Thursday, October 2, 2014

Window on Eurasia: Duma Deputies Want to Block Media Outlets from Doing Stories Outside Their Stated Purpose


Paul Goble

 

            Staunton, October 2 – There are many ways to destroy media freedom, but members of the Russian Duma have come up with a new one that may prove far more insidious than anyone may now imagine: They are calling for legislation that would preclude media outlets from carrying stories about subjects not defined as part of their focus.

 

            If this measure were to be adopted, sports magazines couldn’t cover political issues, and religious magazines couldn’t have stories about anything but religion, bans that would seriously restrict coverage of many issues and render a large number of Russian media outlets distinctly less interesting than they are now.

 

            When media outlets are given their licenses, Vadim Dengin, an LDPR deputy says, they define the focus of their coverage, but many of them then cover whatever they want to.

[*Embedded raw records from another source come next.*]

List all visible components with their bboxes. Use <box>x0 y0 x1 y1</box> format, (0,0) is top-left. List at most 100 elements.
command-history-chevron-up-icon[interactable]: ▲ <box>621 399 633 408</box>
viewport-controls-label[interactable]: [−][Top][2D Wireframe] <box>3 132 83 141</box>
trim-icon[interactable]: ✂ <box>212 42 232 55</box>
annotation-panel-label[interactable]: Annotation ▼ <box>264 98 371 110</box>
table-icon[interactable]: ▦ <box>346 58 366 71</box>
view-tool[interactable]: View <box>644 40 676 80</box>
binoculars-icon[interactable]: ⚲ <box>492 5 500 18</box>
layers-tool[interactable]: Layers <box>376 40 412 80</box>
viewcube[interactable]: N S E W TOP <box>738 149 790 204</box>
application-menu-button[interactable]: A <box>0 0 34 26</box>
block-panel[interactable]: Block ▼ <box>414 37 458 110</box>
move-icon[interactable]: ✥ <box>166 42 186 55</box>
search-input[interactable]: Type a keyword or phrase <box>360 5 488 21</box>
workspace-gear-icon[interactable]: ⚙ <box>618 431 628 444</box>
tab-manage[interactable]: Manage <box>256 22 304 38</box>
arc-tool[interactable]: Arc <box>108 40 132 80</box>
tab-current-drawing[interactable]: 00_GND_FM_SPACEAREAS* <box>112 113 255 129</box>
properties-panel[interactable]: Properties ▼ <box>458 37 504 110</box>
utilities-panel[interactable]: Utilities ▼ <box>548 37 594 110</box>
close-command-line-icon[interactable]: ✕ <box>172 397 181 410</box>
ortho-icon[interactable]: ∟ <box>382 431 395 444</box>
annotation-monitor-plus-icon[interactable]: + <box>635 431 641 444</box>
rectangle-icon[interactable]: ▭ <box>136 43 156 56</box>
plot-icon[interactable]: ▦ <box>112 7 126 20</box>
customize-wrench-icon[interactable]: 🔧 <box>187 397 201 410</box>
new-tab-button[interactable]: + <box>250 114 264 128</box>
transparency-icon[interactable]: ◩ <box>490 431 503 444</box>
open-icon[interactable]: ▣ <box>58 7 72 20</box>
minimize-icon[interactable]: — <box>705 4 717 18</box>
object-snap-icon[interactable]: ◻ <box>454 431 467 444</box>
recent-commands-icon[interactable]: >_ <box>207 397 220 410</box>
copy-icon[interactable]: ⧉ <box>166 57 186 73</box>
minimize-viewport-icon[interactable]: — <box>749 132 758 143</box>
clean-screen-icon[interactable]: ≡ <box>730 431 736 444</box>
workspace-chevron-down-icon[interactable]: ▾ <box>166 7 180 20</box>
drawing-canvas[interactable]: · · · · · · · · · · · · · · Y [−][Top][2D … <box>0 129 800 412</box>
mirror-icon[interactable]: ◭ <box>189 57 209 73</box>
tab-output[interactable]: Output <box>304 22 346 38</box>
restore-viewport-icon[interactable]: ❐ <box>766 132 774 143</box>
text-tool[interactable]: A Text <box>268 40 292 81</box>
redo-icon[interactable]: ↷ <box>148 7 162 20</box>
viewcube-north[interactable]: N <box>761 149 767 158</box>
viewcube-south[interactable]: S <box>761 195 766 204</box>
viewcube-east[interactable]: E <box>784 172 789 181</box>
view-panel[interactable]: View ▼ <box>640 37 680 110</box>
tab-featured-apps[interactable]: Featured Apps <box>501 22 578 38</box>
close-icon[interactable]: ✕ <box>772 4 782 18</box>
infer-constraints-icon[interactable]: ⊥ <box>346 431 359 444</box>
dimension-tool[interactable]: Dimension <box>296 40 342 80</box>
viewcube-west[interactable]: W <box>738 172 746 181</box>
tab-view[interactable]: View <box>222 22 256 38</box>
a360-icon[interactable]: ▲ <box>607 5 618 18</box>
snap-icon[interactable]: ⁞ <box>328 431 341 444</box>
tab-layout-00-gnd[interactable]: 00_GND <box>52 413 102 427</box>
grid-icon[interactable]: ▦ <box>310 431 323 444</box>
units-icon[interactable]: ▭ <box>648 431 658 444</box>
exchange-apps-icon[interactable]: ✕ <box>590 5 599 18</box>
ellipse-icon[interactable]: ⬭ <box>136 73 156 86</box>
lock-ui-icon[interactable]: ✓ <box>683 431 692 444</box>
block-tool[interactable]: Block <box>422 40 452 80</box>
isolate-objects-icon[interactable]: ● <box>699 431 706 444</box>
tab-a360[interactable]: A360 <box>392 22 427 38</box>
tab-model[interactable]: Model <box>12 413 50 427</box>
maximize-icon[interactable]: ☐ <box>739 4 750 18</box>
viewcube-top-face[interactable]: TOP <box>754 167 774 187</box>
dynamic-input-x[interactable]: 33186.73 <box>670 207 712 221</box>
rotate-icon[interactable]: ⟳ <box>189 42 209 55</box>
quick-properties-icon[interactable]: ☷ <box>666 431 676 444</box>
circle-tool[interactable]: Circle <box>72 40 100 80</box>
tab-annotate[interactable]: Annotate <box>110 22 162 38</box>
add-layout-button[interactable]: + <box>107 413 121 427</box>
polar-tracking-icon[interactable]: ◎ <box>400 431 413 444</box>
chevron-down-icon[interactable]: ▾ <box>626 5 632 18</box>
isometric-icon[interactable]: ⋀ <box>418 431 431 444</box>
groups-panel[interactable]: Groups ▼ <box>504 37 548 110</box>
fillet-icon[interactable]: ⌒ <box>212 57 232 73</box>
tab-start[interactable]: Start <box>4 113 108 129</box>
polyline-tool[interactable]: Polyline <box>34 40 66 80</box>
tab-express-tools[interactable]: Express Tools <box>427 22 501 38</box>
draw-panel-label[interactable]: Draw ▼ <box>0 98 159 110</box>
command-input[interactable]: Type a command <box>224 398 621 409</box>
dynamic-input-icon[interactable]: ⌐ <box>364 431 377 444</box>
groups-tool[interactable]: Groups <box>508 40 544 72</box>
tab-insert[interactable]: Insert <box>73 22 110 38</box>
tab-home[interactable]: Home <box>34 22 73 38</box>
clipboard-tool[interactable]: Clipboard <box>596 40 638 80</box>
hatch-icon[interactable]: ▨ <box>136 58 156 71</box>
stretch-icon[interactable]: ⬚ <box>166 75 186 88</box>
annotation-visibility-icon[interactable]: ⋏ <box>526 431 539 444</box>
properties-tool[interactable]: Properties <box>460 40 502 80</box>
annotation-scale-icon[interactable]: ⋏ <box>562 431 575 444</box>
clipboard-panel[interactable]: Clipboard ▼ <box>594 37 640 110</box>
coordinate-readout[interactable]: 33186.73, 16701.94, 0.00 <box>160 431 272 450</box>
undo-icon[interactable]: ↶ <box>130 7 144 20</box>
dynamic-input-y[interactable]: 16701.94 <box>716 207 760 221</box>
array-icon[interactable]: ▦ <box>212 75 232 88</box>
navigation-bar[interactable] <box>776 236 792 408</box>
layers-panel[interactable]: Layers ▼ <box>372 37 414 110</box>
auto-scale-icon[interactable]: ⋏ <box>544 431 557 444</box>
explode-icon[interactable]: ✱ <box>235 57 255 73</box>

As a result, he says, Russian media law should be amended so that they cannot do so (znak.com/moscow/articles/01-10-20-33/103023.html and slon.ru/fast/russia/v-gosdume-predlozhili-zapretit-smi-osveshchat-neprofilnye-temy-1165563.xhtml).

 

            Dengin said that he “considers it abnormal in an era of information war when a massed information attack on the country is going on that people who specialize on entertainment media” don’t keep to their stated purpose but act as social-political media are supposed to do and cover broader topics.

 

            Not surprisingly, journalists said that such an approach would not work very well because no media outlet can define with exactitude what it will cover. One of them with whom Znak.com spoke, Oleg Kashin, said he assumes that any such law, if adopted, would be applied in a highly selective and repressive manner.

 

            Thus, Kashin suggested, the authorities would use it only if they didn’t like a particular article.  For example, he said, if “Esquire” were to publish something critical of the powers that be, then “the government would remember that this is a journal about male fashion and not a social-political one.”

 

            In speaking about his proposal, the LDPR deputy made reference to Hearst Shkulev Media, which publishes “Elle,” “Maxim,” “Psychologies,” “Schastlivyye roditeli,” and “Woman’s Day,” likely because its head had given an interview to Slon.ru in which he criticized Dengin himself (slon.ru/russia/viktor_shkulev-1161348.xhtml).

 

            Lest anyone think that the Russian parliament will ignore such a proposal, it is worth pointing out that Deputy Dengin was one of the co-authors of the law prohibiting foreigners from owning more than 20 percent of the capital of Russian media, a law that was adopted by the Duma on third reading on September 26.